Planning for Greatness: Area leaders and activists launch ambitious initiative to address opportunities and challenges that affect both communities and schools

CONTACT: Lynn Wood

Wood Communications Group

608-575-6547

[MADISON] Today, business, academic, labor, civic, education and philanthropic leaders from the Greater Madison area began a unique journey, dedicated to understanding and addressing the issues affecting modern pre-K–12 education in the context of “community” challenges and opportunities.

“Community challenges and opportunities — including those related to unemployment; increased global competition; homelessness; the rising importance of research and development; and the need for advanced skill training and education — touch our children and our schools every day,” said Dan Nerad, Superintendent of the Metropolitan Madison School District, “and it is becoming increasingly clear that schools and the communities we serve need to energize our efforts to work collaboratively, rather than assuming that either of us can manage as effectively without the other.”

A diverse group of leaders, experts, policy makers and activists have joined together as part of an innovative, multi-year initiative called Planning for Greatness. The project’s goal is to “Develop a pre-K–12 education system in the Madison area recognized nationally and internationally for excellence and achievement.” As currently envisioned, Planning for Greatness will evolve through three related phases beginning with a year-long comprehensive learning and planning effort. The first phase is dedicated to identifying pathways that would invigorate and enhance community-school interaction with the challenges and opportunities that affect all of us. The second phase of Planning for Greatness will be dedicated to expanding on public input and interaction to help identify possible go-forward strategies and will feature neighborhood listening sessions, public opinion polling and town hall meetings. And in phase three, the Planning for Greatness learning, planning and public input and access efforts will culminate in recommendations to community decisions makers in both the public and private sectors.

The still-growing Planning for Greatness working group [attachment] consists of well-known Madison community leaders, including civic and business leaders; nonprofit directors and foundation board members; strategic communications and economic development advisers; media representatives and commentators; and higher-education leaders who are dedicated to charting a path both schools and communities can follow to greatness.

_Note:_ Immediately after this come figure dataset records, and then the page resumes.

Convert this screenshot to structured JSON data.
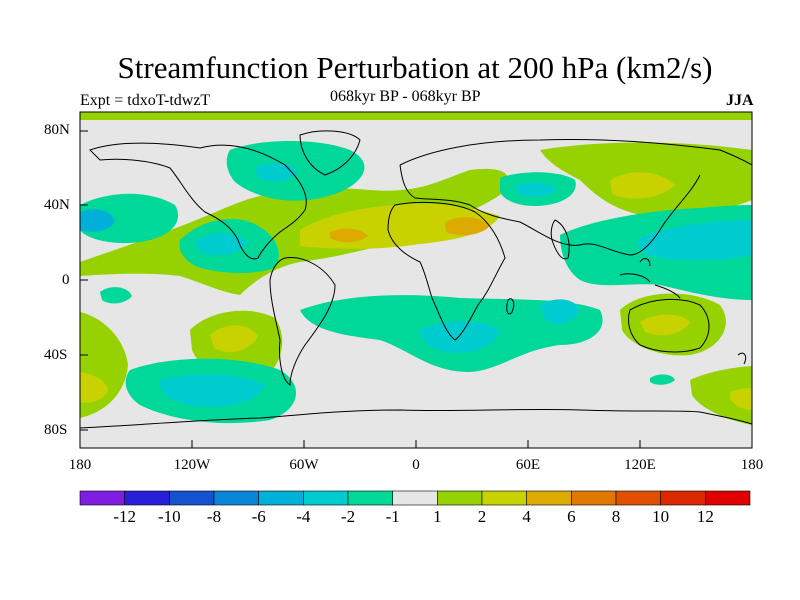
{
  "title": "Streamfunction Perturbation at 200 hPa (km2/s)",
  "subtitle_left": "Expt = tdxoT-tdwzT",
  "subtitle_center": "068kyr BP - 068kyr BP",
  "subtitle_right": "JJA",
  "y_ticks": [
    "80N",
    "40N",
    "0",
    "40S",
    "80S"
  ],
  "x_ticks": [
    "180",
    "120W",
    "60W",
    "0",
    "60E",
    "120E",
    "180"
  ],
  "colorbar": {
    "labels": [
      "-12",
      "-10",
      "-8",
      "-6",
      "-4",
      "-2",
      "-1",
      "1",
      "2",
      "4",
      "6",
      "8",
      "10",
      "12"
    ],
    "colors": [
      "#7f1ee0",
      "#2a1fd8",
      "#1452d0",
      "#0a86d8",
      "#00b0d8",
      "#00ccd0",
      "#00d89a",
      "#e6e6e6",
      "#96d200",
      "#c8d200",
      "#dcaa00",
      "#e07800",
      "#e05000",
      "#dc2800",
      "#e00000"
    ]
  },
  "map_colors": {
    "background": "#e6e6e6",
    "pos1": "#96d200",
    "pos2": "#c8d200",
    "pos3": "#dcaa00",
    "neg1": "#00d89a",
    "neg2": "#00ccd0",
    "neg3": "#00b0d8"
  }
}
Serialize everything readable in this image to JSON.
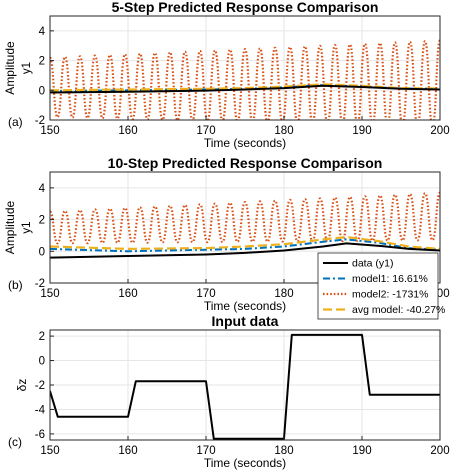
{
  "colors": {
    "data": "#000000",
    "model1": "#0072BD",
    "model2": "#D95319",
    "avg": "#EDB120",
    "grid": "#e6e6e6",
    "axis": "#262626"
  },
  "chart_data": [
    {
      "panel_label": "(a)",
      "type": "line",
      "title": "5-Step Predicted Response Comparison",
      "xlabel": "Time (seconds)",
      "ylabel": "Amplitude",
      "ylabel2": "y1",
      "xlim": [
        150,
        200
      ],
      "ylim": [
        -2,
        5
      ],
      "xticks": [
        150,
        160,
        170,
        180,
        190,
        200
      ],
      "yticks": [
        -2,
        0,
        2,
        4
      ],
      "grid": true,
      "series": [
        {
          "key": "data",
          "x": [
            150,
            160,
            170,
            175,
            180,
            185,
            190,
            195,
            200
          ],
          "y": [
            -0.15,
            -0.1,
            -0.02,
            0.05,
            0.15,
            0.3,
            0.22,
            0.1,
            0.05
          ]
        },
        {
          "key": "model1",
          "x": [
            150,
            160,
            170,
            175,
            180,
            185,
            190,
            195,
            200
          ],
          "y": [
            -0.05,
            0.0,
            0.05,
            0.1,
            0.2,
            0.35,
            0.25,
            0.12,
            0.1
          ]
        },
        {
          "key": "avg",
          "x": [
            150,
            160,
            170,
            175,
            180,
            185,
            190,
            195,
            200
          ],
          "y": [
            0.0,
            0.05,
            0.1,
            0.15,
            0.25,
            0.4,
            0.3,
            0.15,
            0.12
          ]
        },
        {
          "key": "model2",
          "oscillation": {
            "cycles": 26,
            "start": 150,
            "end": 200,
            "center_start": 0.2,
            "center_end": 0.45,
            "amp_start": 2.0,
            "amp_end": 2.9
          }
        }
      ]
    },
    {
      "panel_label": "(b)",
      "type": "line",
      "title": "10-Step Predicted Response Comparison",
      "xlabel": "Time (seconds)",
      "ylabel": "Amplitude",
      "ylabel2": "y1",
      "xlim": [
        150,
        200
      ],
      "ylim": [
        -2,
        5
      ],
      "xticks": [
        150,
        160,
        170,
        180,
        190,
        200
      ],
      "yticks": [
        -2,
        0,
        2,
        4
      ],
      "grid": true,
      "series": [
        {
          "key": "data",
          "x": [
            150,
            160,
            170,
            175,
            180,
            185,
            188,
            192,
            196,
            200
          ],
          "y": [
            -0.4,
            -0.3,
            -0.2,
            -0.1,
            0.05,
            0.3,
            0.5,
            0.35,
            0.15,
            0.05
          ]
        },
        {
          "key": "model1",
          "x": [
            150,
            160,
            170,
            175,
            180,
            185,
            188,
            192,
            196,
            200
          ],
          "y": [
            0.15,
            0.0,
            0.1,
            0.15,
            0.3,
            0.6,
            0.75,
            0.55,
            0.2,
            0.1
          ]
        },
        {
          "key": "avg",
          "x": [
            150,
            160,
            170,
            175,
            180,
            185,
            188,
            192,
            196,
            200
          ],
          "y": [
            0.3,
            0.15,
            0.2,
            0.3,
            0.45,
            0.75,
            0.9,
            0.65,
            0.3,
            0.15
          ]
        },
        {
          "key": "model2",
          "oscillation": {
            "cycles": 26,
            "start": 150,
            "end": 200,
            "center_start": 1.5,
            "center_end": 2.2,
            "amp_start": 1.0,
            "amp_end": 1.5
          }
        }
      ],
      "legend": {
        "placement": "bottom-right",
        "entries": [
          {
            "key": "data",
            "label": "data (y1)"
          },
          {
            "key": "model1",
            "label": "model1: 16.61%"
          },
          {
            "key": "model2",
            "label": "model2: -1731%"
          },
          {
            "key": "avg",
            "label": "avg model: -40.27%"
          }
        ]
      }
    },
    {
      "panel_label": "(c)",
      "type": "line",
      "title": "Input data",
      "xlabel": "Time (seconds)",
      "ylabel": "δz",
      "xlim": [
        150,
        200
      ],
      "ylim": [
        -6.5,
        2.5
      ],
      "xticks": [
        150,
        160,
        170,
        180,
        190,
        200
      ],
      "yticks": [
        -6,
        -4,
        -2,
        0,
        2
      ],
      "grid": true,
      "series": [
        {
          "key": "data",
          "x": [
            150,
            151,
            160,
            161,
            170,
            171,
            180,
            181,
            190,
            191,
            200
          ],
          "y": [
            -2.5,
            -4.6,
            -4.6,
            -1.7,
            -1.7,
            -6.4,
            -6.4,
            2.1,
            2.1,
            -2.8,
            -2.8
          ]
        }
      ]
    }
  ]
}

Planning for Greatness working group members will begin the initiative with a series of informational learning sessions between now and the end of the year that will focus on an exchange of information and opinion among educators, business and civic leaders, academic experts and stakeholders. These sessions will enable the group to identify topic areas that warrant further study and discussion. Based on the topic areas, the working group will break into smaller task forces to work independently in each of those specific areas. Each task force will reach out to the Greater Madison area to engage experts and obtain citizen input on their topic. The individual task forces will report back to the working group in mid-to-late summer of 2012, at which point the working group will start developing a preliminary action plan based on the recommendations.

“The Planning for Greatness process will be open and we hope that the community will learn with us as we learn about what we, as a community, can do to ensure a brighter future for our young people. In doing so, I believe we can build stronger, even more vibrant communities for the future,” said Gregory Markle, Executive Director of Operation Fresh Start.

Planning for Greatness grew out of nearly 18 months of research and conversation among community leaders, educators and activists that initially focused on attempts to understand how contemporary economic and social trends were affecting Madison area schools. It evolved into a realization that the challenges and opportunities affecting education in the region were, for the most part, manifestations of challenges and opportunities facing the whole area.

Initial funding for Planning for Greatness comes from Dean Health Plan, Madison Gas & Electric, Wood Communications Group, CUNA Mutual Group Foundation and Steve Brown Apartments.